I suggest consulting your bikes owners manual or looking online to determine what the manufacturer recommends. You want to have enough tools that you are able to address issues while on the road, without having the added weight of carrying tools that you will not use.
For the most part, you should consider that you will probably need a few wrenches (spanners). Examine your bike and see which sizes you will need to be able to remove the battery, make a minor adjustment to the brakes, clutch, mirrors etc…
A pair of adjustable pliers, a screwdriver with various bits and some Allen keys are probably all you will need to make an emergency repair. Consider throwing in a few zip ties and a bit of snare wire to temporarily reattach broken pieces to the bike. If you have space, it might be a good idea to have a replacement headlight bulb and a few fuses.
Finally, you should find a way to carry everything so it is available when you need it. I use a pencil case I bought at the dollar store. It is just the right size for the tools I need, it is secure with a zipper and it keeps everything together. (Bonus, it was only a dollar).
Weather needs to be taken into consideration while riding a motorcycle. It can change in an instant and if you are not prepared, you can find yourself in a very uncomfortable situation.

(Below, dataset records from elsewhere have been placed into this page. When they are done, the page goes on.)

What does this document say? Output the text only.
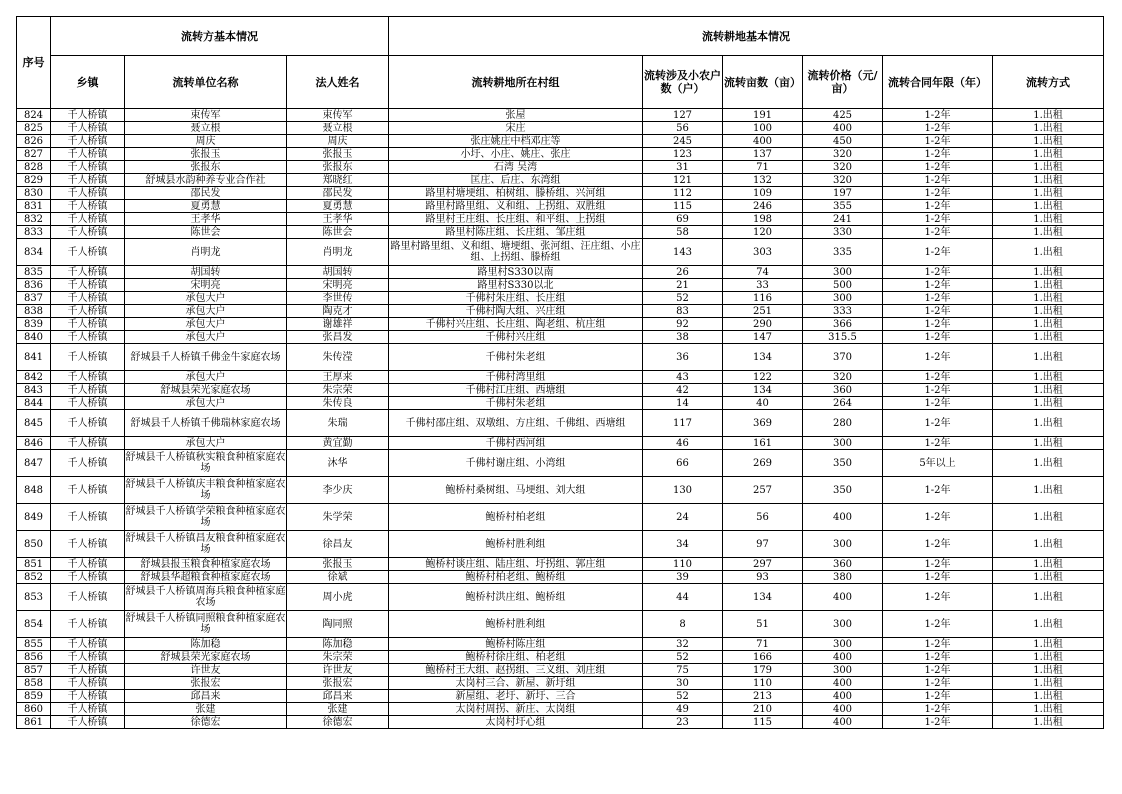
序号	流转方基本情况			流转耕地基本情况					
	乡镇	流转单位名称	法人姓名	流转耕地所在村组	流转涉及小农户数（户）	流转亩数（亩）	流转价格（元/亩）	流转合同年限（年）	流转方式
824	千人桥镇	束传军	束传军	张屋	127	191	425	1-2年	1.出租
825	千人桥镇	聂立根	聂立根	宋庄	56	100	400	1-2年	1.出租
826	千人桥镇	周庆	周庆	张庄姚庄中档邓庄等	245	400	450	1-2年	1.出租
827	千人桥镇	张报玉	张报玉	小圩、小庄、姚庄、张庄	123	137	320	1-2年	1.出租
828	千人桥镇	张报东	张报东	石湾 吴湾	31	71	320	1-2年	1.出租
829	千人桥镇	舒城县水韵种养专业合作社	郑晓红	匡庄、后庄、东湾组	121	132	320	1-2年	1.出租
830	千人桥镇	邵民发	邵民发	路里村塘埂组、柏树组、滕桥组、兴河组	112	109	197	1-2年	1.出租
831	千人桥镇	夏勇慧	夏勇慧	路里村路里组、义和组、上拐组、双胜组	115	246	355	1-2年	1.出租
832	千人桥镇	王孝华	王孝华	路里村王庄组、长庄组、和平组、上拐组	69	198	241	1-2年	1.出租
833	千人桥镇	陈世会	陈世会	路里村陈庄组、长庄组、邹庄组	58	120	330	1-2年	1.出租
834	千人桥镇	肖明龙	肖明龙	路里村路里组、义和组、塘埂组、张河组、汪庄组、小庄组、上拐组、滕桥组	143	303	335	1-2年	1.出租
835	千人桥镇	胡国转	胡国转	路里村S330以南	26	74	300	1-2年	1.出租
836	千人桥镇	宋明亮	宋明亮	路里村S330以北	21	33	500	1-2年	1.出租
837	千人桥镇	承包大户	李世传	千佛村朱庄组、长庄组	52	116	300	1-2年	1.出租
838	千人桥镇	承包大户	陶克才	千佛村陶大组、兴庄组	83	251	333	1-2年	1.出租
839	千人桥镇	承包大户	谢雄祥	千佛村兴庄组、长庄组、陶老组、杭庄组	92	290	366	1-2年	1.出租
840	千人桥镇	承包大户	张昌发	千佛村兴庄组	38	147	315.5	1-2年	1.出租
841	千人桥镇	舒城县千人桥镇千佛金牛家庭农场	朱传滢	千佛村朱老组	36	134	370	1-2年	1.出租
842	千人桥镇	承包大户	王厚来	千佛村湾里组	43	122	320	1-2年	1.出租
843	千人桥镇	舒城县荣光家庭农场	朱宗荣	千佛村江庄组、西塘组	42	134	360	1-2年	1.出租
844	千人桥镇	承包大户	朱传良	千佛村朱老组	14	40	264	1-2年	1.出租
845	千人桥镇	舒城县千人桥镇千佛瑞林家庭农场	朱瑞	千佛村邵庄组、双墩组、方庄组、千佛组、西塘组	117	369	280	1-2年	1.出租
846	千人桥镇	承包大户	黄宜勤	千佛村西河组	46	161	300	1-2年	1.出租
847	千人桥镇	舒城县千人桥镇秋实粮食种植家庭农场	沐华	千佛村谢庄组、小湾组	66	269	350	5年以上	1.出租
848	千人桥镇	舒城县千人桥镇庆丰粮食种植家庭农场	李少庆	鲍桥村桑树组、马埂组、刘大组	130	257	350	1-2年	1.出租
849	千人桥镇	舒城县千人桥镇学荣粮食种植家庭农场	朱学荣	鲍桥村柏老组	24	56	400	1-2年	1.出租
850	千人桥镇	舒城县千人桥镇昌友粮食种植家庭农场	徐昌友	鲍桥村胜利组	34	97	300	1-2年	1.出租
851	千人桥镇	舒城县报玉粮食种植家庭农场	张报玉	鲍桥村谈庄组、陆庄组、圩拐组、郭庄组	110	297	360	1-2年	1.出租
852	千人桥镇	舒城县华超粮食种植家庭农场	徐斌	鲍桥村柏老组、鲍桥组	39	93	380	1-2年	1.出租
853	千人桥镇	舒城县千人桥镇周海兵粮食种植家庭农场	周小虎	鲍桥村洪庄组、鲍桥组	44	134	400	1-2年	1.出租
854	千人桥镇	舒城县千人桥镇同照粮食种植家庭农场	陶同照	鲍桥村胜利组	8	51	300	1-2年	1.出租
855	千人桥镇	陈加稳	陈加稳	鲍桥村陈庄组	32	71	300	1-2年	1.出租
856	千人桥镇	舒城县荣光家庭农场	朱宗荣	鲍桥村徐庄组、柏老组	52	166	400	1-2年	1.出租
857	千人桥镇	许世友	许世友	鲍桥村王大组、赵拐组、三义组、刘庄组	75	179	300	1-2年	1.出租
858	千人桥镇	张报宏	张报宏	太岗村三合、新屋、新圩组	30	110	400	1-2年	1.出租
859	千人桥镇	邱昌来	邱昌来	新屋组、老圩、新圩、三合	52	213	400	1-2年	1.出租
860	千人桥镇	张建	张建	太岗村周拐、新庄、太岗组	49	210	400	1-2年	1.出租
861	千人桥镇	徐德宏	徐德宏	太岗村圩心组	23	115	400	1-2年	1.出租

I carry a few items with me in my saddlebags that I find indispensable while riding. The first of which is rain gear.
I have a pair of rain pants and a rain jacket that fits over my leather riding jacket. It is rolled up in a small package and takes up very little room. I have taken the time to practice donning my rain gear while wearing my protective gear. The last thing you need is to be caught in a rainstorm and getting drenched while trying to figure out how to put on your rain gear.
I carry a pair of leather chaps. I have been in situations where the temperature has dropped considerably while out on a ride. Having my chaps in the saddlebag allows me to add a layer of protection against the wind and cold. I keep my chaps rolled up in a chap roll. This allows me to have them with me and they take up very little room.

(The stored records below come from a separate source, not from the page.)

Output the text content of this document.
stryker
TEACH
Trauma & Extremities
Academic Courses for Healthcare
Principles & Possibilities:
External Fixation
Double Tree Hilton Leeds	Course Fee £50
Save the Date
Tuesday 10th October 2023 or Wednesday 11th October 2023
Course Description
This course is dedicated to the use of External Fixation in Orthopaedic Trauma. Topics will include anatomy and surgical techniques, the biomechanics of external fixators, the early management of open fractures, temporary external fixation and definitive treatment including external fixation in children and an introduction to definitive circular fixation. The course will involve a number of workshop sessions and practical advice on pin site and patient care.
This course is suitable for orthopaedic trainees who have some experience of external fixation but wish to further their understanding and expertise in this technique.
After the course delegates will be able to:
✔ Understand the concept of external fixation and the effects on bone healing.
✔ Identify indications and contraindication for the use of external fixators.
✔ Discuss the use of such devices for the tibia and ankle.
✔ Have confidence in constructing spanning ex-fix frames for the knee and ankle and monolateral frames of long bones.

Here is a youtube video demonstrating how to make a chap roll:
I keep a hoodie in my saddlebag. If I am riding while wearing lighter riding gear in the summer and the temperature goes down, I can always add a layer of warmth. I also carry a leather neck protector in my tour pack for the same reason.
Finally, I always ride while wearing tinted motorcycle sunglasses during the day; however, when the sun goes down, I do not feel comfortable riding without eye protection. I carry a pair of motorcycle sunglasses with clear lenses in the event that I find myself riding at night.
Last but certainly not least, I carry a first aid kit. I am not talking a full out paramedic bag, just a simple first aid kit that is available in the event of a medical emergency.
The kit I carry in my saddlebag is a pre-packaged kit that I purchased from the St. John Ambulance. It consists of an assortment of bandages and gauze pads, a triangle bandage, tape etc…The cost was approximately $10 and it gives me the peace of mind that I have some emergency supplies in case someone gets hurt.
All things considered, being prepared is not that difficult, and it does not have to break the bank. I find that with a little bit of planning, one can be in the best position should a situation arise.
I am fortunate to have a touring bike to be able to accommodate the equipment that I carry with me; however, as I mentioned earlier, a lot of dual sport bikes are equipped with saddlebags and tour packs as well. If you ride a cruiser or a sport bike, you could consider a tank bag, a backpack or both.
Being prepared will make your outings more enjoyable. Not only from the peace of mind that comes along with it but most importantly the knowledge that if you are faced with a situation, you will be able to remediate said situation quickly and be on your way.